So my mom walked over to my house today. As usual, she was both happy and harried. It’s her resting state. “My car won’t start,” she said. “Can I borrow yours?”
“Sure,” I said.
“Grammy, you have burrs in your hair,” the Princess pointed out, removing them one by one, like a little gorilla picking fleas off an elder.
“I know,” Mom said. I think she was enjoying the social grooming.
“How did you get burrs in your hair, Mom?” I asked. I know her well enough not to ask why she hadn’t combed them out—as I said, harried and happy. She was no doubt on an urgent mission and hadn’t yet had time to address the fauna in her hair.

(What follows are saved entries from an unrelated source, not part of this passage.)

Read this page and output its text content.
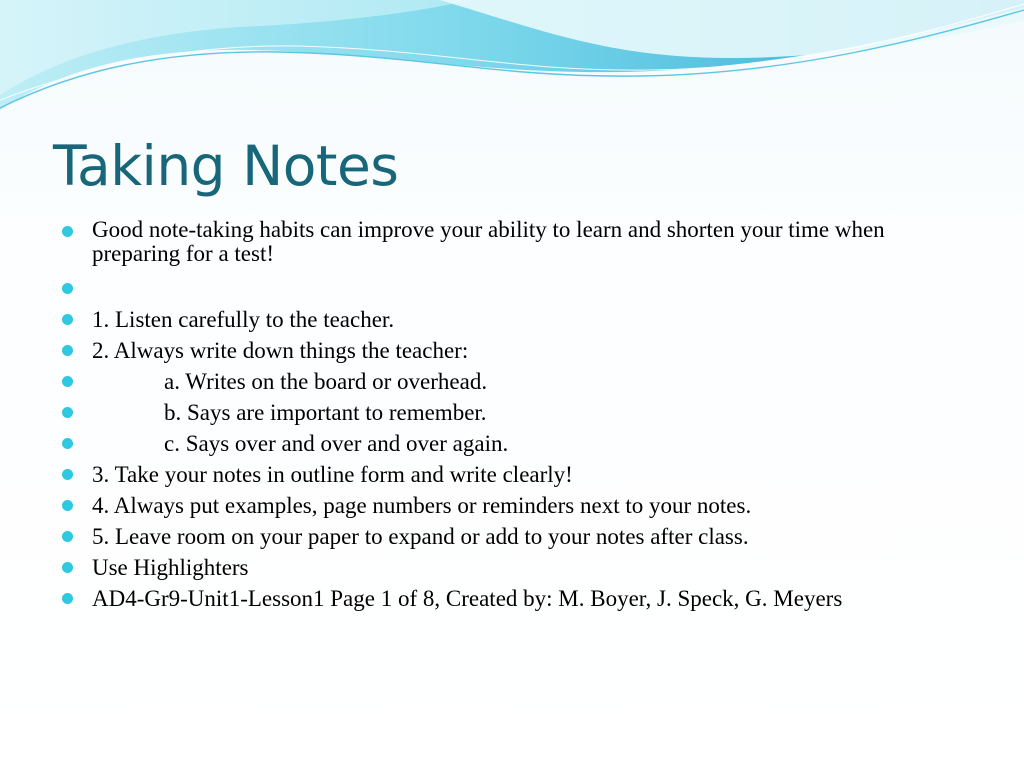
Taking Notes
Good note-taking habits can improve your ability to learn and shorten your time when preparing for a test!
1. Listen carefully to the teacher.
2. Always write down things the teacher:
a. Writes on the board or overhead.
b. Says are important to remember.
c. Says over and over and over again.
3. Take your notes in outline form and write clearly!
4. Always put examples, page numbers or reminders next to your notes.
5. Leave room on your paper to expand or add to your notes after class.
Use Highlighters
AD4-Gr9-Unit1-Lesson1 Page 1 of 8, Created by: M. Boyer, J. Speck, G. Meyers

She gave me a tolerant look. “I was walking because my car wouldn’t start. I just told you that.”
I pictured it, her Subaru broken down somewhere, my beloved 70-something year old mom, wandering through the wilderness, lost, struggling through the snow in her bright blue coat, fending off coyotes. “Poor Mom! Where did you break down?”
“I didn’t. I just told you, the car won’t start.”
“So where is it?”
She gave me a puzzled look. “It’s in the garage, dummy.”

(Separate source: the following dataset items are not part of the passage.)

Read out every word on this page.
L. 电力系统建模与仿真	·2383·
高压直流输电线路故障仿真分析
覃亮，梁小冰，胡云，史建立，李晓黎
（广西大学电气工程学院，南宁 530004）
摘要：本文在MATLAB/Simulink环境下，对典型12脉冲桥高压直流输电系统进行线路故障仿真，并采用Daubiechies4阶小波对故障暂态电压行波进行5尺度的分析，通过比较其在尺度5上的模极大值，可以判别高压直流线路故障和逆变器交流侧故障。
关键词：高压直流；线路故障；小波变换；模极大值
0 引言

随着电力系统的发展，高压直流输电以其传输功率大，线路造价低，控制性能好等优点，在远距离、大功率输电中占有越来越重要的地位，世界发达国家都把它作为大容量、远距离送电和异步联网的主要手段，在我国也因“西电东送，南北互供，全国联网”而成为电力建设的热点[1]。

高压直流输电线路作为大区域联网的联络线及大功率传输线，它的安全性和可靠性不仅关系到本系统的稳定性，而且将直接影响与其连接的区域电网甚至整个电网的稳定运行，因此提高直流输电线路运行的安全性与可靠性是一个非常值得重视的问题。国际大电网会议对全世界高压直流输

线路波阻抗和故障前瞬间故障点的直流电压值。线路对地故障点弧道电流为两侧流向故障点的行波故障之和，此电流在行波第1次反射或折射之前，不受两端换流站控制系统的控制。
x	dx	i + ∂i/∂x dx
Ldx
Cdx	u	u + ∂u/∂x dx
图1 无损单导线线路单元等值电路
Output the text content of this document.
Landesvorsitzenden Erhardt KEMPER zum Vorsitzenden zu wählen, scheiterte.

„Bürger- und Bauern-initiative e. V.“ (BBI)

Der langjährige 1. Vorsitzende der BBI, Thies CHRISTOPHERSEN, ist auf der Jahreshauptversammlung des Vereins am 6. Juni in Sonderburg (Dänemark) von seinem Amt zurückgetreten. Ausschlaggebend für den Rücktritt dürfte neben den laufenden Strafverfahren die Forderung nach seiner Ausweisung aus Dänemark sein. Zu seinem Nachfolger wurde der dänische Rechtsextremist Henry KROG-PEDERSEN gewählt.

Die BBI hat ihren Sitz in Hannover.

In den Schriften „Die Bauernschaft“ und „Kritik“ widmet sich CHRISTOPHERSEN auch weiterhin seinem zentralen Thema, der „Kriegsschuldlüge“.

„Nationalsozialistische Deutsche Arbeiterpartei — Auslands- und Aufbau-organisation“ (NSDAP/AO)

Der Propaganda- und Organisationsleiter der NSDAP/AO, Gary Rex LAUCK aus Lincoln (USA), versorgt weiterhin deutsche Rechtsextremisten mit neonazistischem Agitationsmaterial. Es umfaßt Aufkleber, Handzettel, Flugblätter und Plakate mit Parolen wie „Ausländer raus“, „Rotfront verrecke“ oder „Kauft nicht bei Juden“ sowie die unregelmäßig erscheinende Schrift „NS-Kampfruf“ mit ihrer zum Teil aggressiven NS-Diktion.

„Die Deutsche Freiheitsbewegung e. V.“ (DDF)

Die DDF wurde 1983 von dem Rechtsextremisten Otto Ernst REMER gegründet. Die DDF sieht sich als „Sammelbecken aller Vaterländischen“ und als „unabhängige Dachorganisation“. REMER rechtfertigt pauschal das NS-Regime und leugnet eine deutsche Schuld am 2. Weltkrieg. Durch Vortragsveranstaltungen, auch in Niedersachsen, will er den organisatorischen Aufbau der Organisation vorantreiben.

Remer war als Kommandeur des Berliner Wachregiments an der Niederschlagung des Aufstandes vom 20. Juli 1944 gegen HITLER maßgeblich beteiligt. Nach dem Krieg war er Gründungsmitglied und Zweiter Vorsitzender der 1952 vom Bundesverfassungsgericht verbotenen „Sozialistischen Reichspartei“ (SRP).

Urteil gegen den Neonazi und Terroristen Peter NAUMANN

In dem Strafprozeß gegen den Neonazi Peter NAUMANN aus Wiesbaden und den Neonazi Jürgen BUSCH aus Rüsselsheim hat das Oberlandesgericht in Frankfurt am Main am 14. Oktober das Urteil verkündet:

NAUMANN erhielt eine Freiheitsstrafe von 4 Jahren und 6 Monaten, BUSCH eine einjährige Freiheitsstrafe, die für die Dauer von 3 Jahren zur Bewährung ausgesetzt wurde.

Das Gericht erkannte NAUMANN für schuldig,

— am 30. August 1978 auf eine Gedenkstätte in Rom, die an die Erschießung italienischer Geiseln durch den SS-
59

Her garage is attached to her house.
“I don’t understand,” I said, because I’m the logical one in this relationship. “Where did you pick up the burrs?”
“I had to go around the front of the house because I forgot to open the garage door, and there’s a bush that overhangs the walk, and it had burrs on it and I had to fight my way through it.”
“Why didn’t you walk around the bush?” I asked.
She paused. It was clear this option hadn’t occurred to her. “Are you going to blog about this?” she asked.
“Can I?”
“You never asked before.”
“I’m asking now.”
She laughed. “Sure,” she said. “Go ahead.”
Because Mom is nothing if not a good sport. Love you, Mom!